Description: This 1843 "circular" letter to the United States Consuls in England and Europe, is boldly signed by American statesman and orator, Daniel Webster, and introduces “the Revd. Charles C. Beatty, of Steubenville, Ohio, who leaves the United States, in a short time to make a tour of pleasure in Europe, with his family.”

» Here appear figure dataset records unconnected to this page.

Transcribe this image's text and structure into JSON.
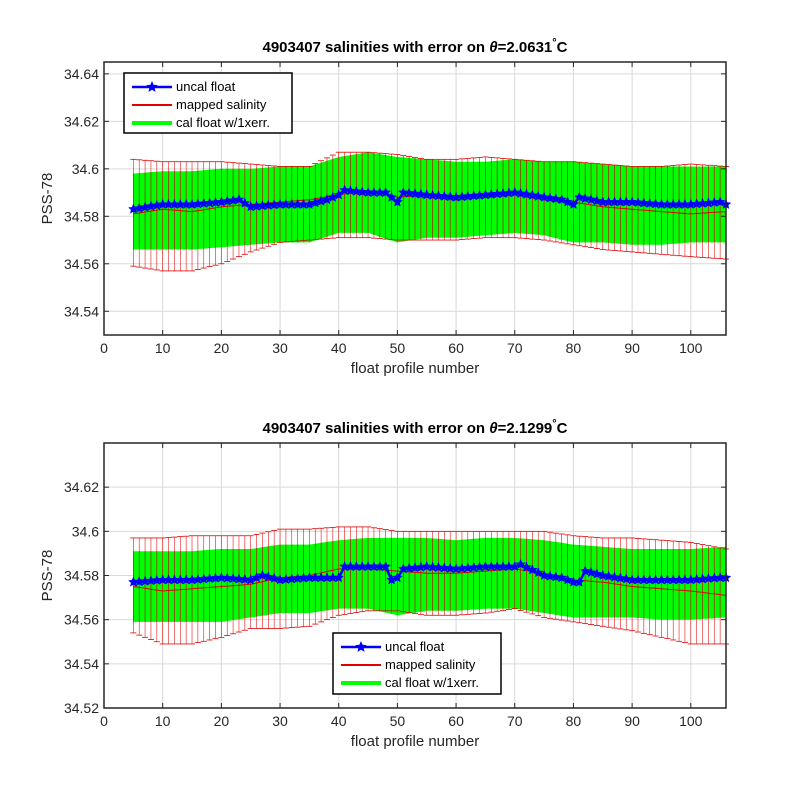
{
  "colors": {
    "uncal": "#0000ff",
    "mapped": "#e00000",
    "cal_fill": "#00ff00",
    "grid": "#d9d9d9",
    "axes": "#262626"
  },
  "chart_data": [
    {
      "type": "line",
      "title_prefix": "4903407 salinities with error on ",
      "title_theta": "θ",
      "title_suffix": "=2.0631",
      "title_degree": "°",
      "title_unit": "C",
      "xlabel": "float profile number",
      "ylabel": "PSS-78",
      "xlim": [
        0,
        106
      ],
      "ylim": [
        34.53,
        34.645
      ],
      "xticks": [
        0,
        10,
        20,
        30,
        40,
        50,
        60,
        70,
        80,
        90,
        100
      ],
      "yticks": [
        34.54,
        34.56,
        34.58,
        34.6,
        34.62,
        34.64
      ],
      "ytick_labels": [
        "34.54",
        "34.56",
        "34.58",
        "34.6",
        "34.62",
        "34.64"
      ],
      "grid": true,
      "legend_position": "top-left",
      "legend": [
        "uncal float",
        "mapped salinity",
        "cal float w/1xerr."
      ],
      "series": [
        {
          "name": "uncal float",
          "x": [
            5,
            10,
            15,
            20,
            23,
            25,
            30,
            35,
            38,
            40,
            41,
            45,
            48,
            50,
            51,
            55,
            60,
            65,
            70,
            75,
            78,
            80,
            81,
            85,
            90,
            95,
            100,
            105,
            106
          ],
          "y": [
            34.583,
            34.585,
            34.585,
            34.586,
            34.587,
            34.584,
            34.585,
            34.585,
            34.587,
            34.589,
            34.591,
            34.59,
            34.59,
            34.586,
            34.59,
            34.589,
            34.588,
            34.589,
            34.59,
            34.588,
            34.587,
            34.585,
            34.588,
            34.586,
            34.586,
            34.585,
            34.585,
            34.586,
            34.585
          ]
        },
        {
          "name": "mapped salinity",
          "x": [
            5,
            10,
            15,
            20,
            25,
            30,
            35,
            40,
            45,
            50,
            55,
            60,
            65,
            70,
            75,
            80,
            85,
            90,
            95,
            100,
            106
          ],
          "y": [
            34.581,
            34.583,
            34.582,
            34.584,
            34.585,
            34.586,
            34.587,
            34.589,
            34.591,
            34.588,
            34.589,
            34.587,
            34.588,
            34.589,
            34.587,
            34.586,
            34.584,
            34.583,
            34.582,
            34.581,
            34.582
          ]
        },
        {
          "name": "cal float w/1xerr.",
          "x": [
            5,
            10,
            15,
            20,
            25,
            30,
            35,
            40,
            45,
            50,
            55,
            60,
            65,
            70,
            75,
            80,
            85,
            90,
            95,
            100,
            106
          ],
          "upper": [
            34.598,
            34.599,
            34.599,
            34.6,
            34.6,
            34.601,
            34.601,
            34.605,
            34.607,
            34.605,
            34.604,
            34.603,
            34.603,
            34.604,
            34.603,
            34.603,
            34.602,
            34.601,
            34.601,
            34.601,
            34.601
          ],
          "lower": [
            34.566,
            34.566,
            34.566,
            34.567,
            34.568,
            34.569,
            34.569,
            34.573,
            34.573,
            34.569,
            34.571,
            34.571,
            34.572,
            34.573,
            34.572,
            34.569,
            34.569,
            34.568,
            34.568,
            34.569,
            34.569
          ]
        }
      ],
      "error_bars": {
        "x": [
          5,
          10,
          15,
          20,
          25,
          30,
          35,
          40,
          45,
          50,
          55,
          60,
          65,
          70,
          75,
          80,
          85,
          90,
          95,
          100,
          106
        ],
        "upper": [
          34.604,
          34.603,
          34.603,
          34.603,
          34.602,
          34.601,
          34.601,
          34.607,
          34.607,
          34.606,
          34.604,
          34.604,
          34.605,
          34.604,
          34.603,
          34.603,
          34.602,
          34.601,
          34.601,
          34.602,
          34.601
        ],
        "lower": [
          34.559,
          34.557,
          34.557,
          34.56,
          34.565,
          34.569,
          34.57,
          34.571,
          34.571,
          34.57,
          34.57,
          34.57,
          34.571,
          34.571,
          34.57,
          34.568,
          34.566,
          34.565,
          34.564,
          34.563,
          34.562
        ]
      }
    },
    {
      "type": "line",
      "title_prefix": "4903407 salinities with error on ",
      "title_theta": "θ",
      "title_suffix": "=2.1299",
      "title_degree": "°",
      "title_unit": "C",
      "xlabel": "float profile number",
      "ylabel": "PSS-78",
      "xlim": [
        0,
        106
      ],
      "ylim": [
        34.52,
        34.64
      ],
      "xticks": [
        0,
        10,
        20,
        30,
        40,
        50,
        60,
        70,
        80,
        90,
        100
      ],
      "yticks": [
        34.52,
        34.54,
        34.56,
        34.58,
        34.6,
        34.62
      ],
      "ytick_labels": [
        "34.52",
        "34.54",
        "34.56",
        "34.58",
        "34.6",
        "34.62"
      ],
      "grid": true,
      "legend_position": "bottom-center",
      "legend": [
        "uncal float",
        "mapped salinity",
        "cal float w/1xerr."
      ],
      "series": [
        {
          "name": "uncal float",
          "x": [
            5,
            10,
            15,
            20,
            25,
            27,
            30,
            35,
            40,
            41,
            45,
            48,
            49,
            50,
            51,
            55,
            60,
            65,
            70,
            71,
            75,
            78,
            80,
            81,
            82,
            85,
            90,
            95,
            100,
            105,
            106
          ],
          "y": [
            34.577,
            34.578,
            34.578,
            34.579,
            34.578,
            34.58,
            34.578,
            34.579,
            34.579,
            34.584,
            34.584,
            34.584,
            34.578,
            34.579,
            34.583,
            34.584,
            34.583,
            34.584,
            34.584,
            34.585,
            34.58,
            34.579,
            34.577,
            34.577,
            34.582,
            34.58,
            34.578,
            34.578,
            34.578,
            34.579,
            34.579
          ]
        },
        {
          "name": "mapped salinity",
          "x": [
            5,
            10,
            15,
            20,
            25,
            30,
            35,
            40,
            45,
            50,
            55,
            60,
            65,
            70,
            75,
            80,
            85,
            90,
            95,
            100,
            106
          ],
          "y": [
            34.575,
            34.573,
            34.574,
            34.575,
            34.576,
            34.579,
            34.58,
            34.583,
            34.583,
            34.582,
            34.581,
            34.581,
            34.582,
            34.583,
            34.581,
            34.578,
            34.577,
            34.575,
            34.574,
            34.573,
            34.571
          ]
        },
        {
          "name": "cal float w/1xerr.",
          "x": [
            5,
            10,
            15,
            20,
            25,
            30,
            35,
            40,
            45,
            50,
            55,
            60,
            65,
            70,
            75,
            80,
            85,
            90,
            95,
            100,
            106
          ],
          "upper": [
            34.591,
            34.591,
            34.591,
            34.592,
            34.592,
            34.594,
            34.594,
            34.596,
            34.597,
            34.597,
            34.597,
            34.596,
            34.597,
            34.597,
            34.596,
            34.594,
            34.593,
            34.592,
            34.592,
            34.592,
            34.593
          ],
          "lower": [
            34.559,
            34.559,
            34.559,
            34.559,
            34.561,
            34.563,
            34.563,
            34.565,
            34.565,
            34.562,
            34.564,
            34.564,
            34.565,
            34.565,
            34.563,
            34.561,
            34.561,
            34.561,
            34.56,
            34.56,
            34.561
          ]
        }
      ],
      "error_bars": {
        "x": [
          5,
          10,
          15,
          20,
          25,
          30,
          35,
          40,
          45,
          50,
          55,
          60,
          65,
          70,
          75,
          80,
          85,
          90,
          95,
          100,
          106
        ],
        "upper": [
          34.597,
          34.597,
          34.598,
          34.598,
          34.598,
          34.601,
          34.601,
          34.602,
          34.602,
          34.6,
          34.6,
          34.6,
          34.6,
          34.6,
          34.6,
          34.598,
          34.597,
          34.597,
          34.596,
          34.595,
          34.592
        ],
        "lower": [
          34.554,
          34.549,
          34.549,
          34.552,
          34.556,
          34.556,
          34.557,
          34.562,
          34.564,
          34.564,
          34.562,
          34.562,
          34.563,
          34.565,
          34.561,
          34.559,
          34.557,
          34.555,
          34.552,
          34.549,
          34.549
        ]
      }
    }
  ]
}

Daniel Webster (1782-1852) was a representative to Congress from New Hampshire (1813-1817) and Massachusetts (1823-1827). He also served as a U.S. Senator from Massachusetts from 1827 to 1841. Webster gained nationwide fame in 1830 for his opposition to the principle of Nullification and in 1850 for his arguments for excluding slavery from the territories. His powerful oratory on these principles impressed a young Abraham Lincoln while he was still living in New Salem, Illinois. When Webster gave a speech in Springfield in 1837, Lincoln very likely was present. There is no record that Lincoln actually met Webster, though nevertheless, Lincoln favorably invoked the name of Daniel Webster in many of his speeches at Whig rallies, particularly in the Lincoln-Douglas debates of 1858, as well as in his first Inaugural Address as President. Webster remained active in politics until his death. Webster was an unsuccessful Whig candidate for the presidency in 1836, was appointed Secretary of State (1841-1843) under Harrison and Tyler, again was elected as United States Senator (1845-1850), and finally as Secretary of State in the Fillmore administration (1850-1852).
The Reverend Charles Clinton Beatty (1800-1882) was a Presbyterian minister and academic philanthropist who, along with his wife Hetty Elizabeth Beatty, founded the Steubenville Female Seminary in 1829. He also orchestrated the combination of Washington College and Jefferson College to form Washington & Jefferson College in 1865 and served as a trustee for the school until his death in 1882.
11 3/8” x 7 3/8”. Item #A00837.
Condition: Fold lines, mounting remnants on verso, small tear repaired with archival tissue at top edge, a few errant marks, otherwise in good condition with a clear, bold signature.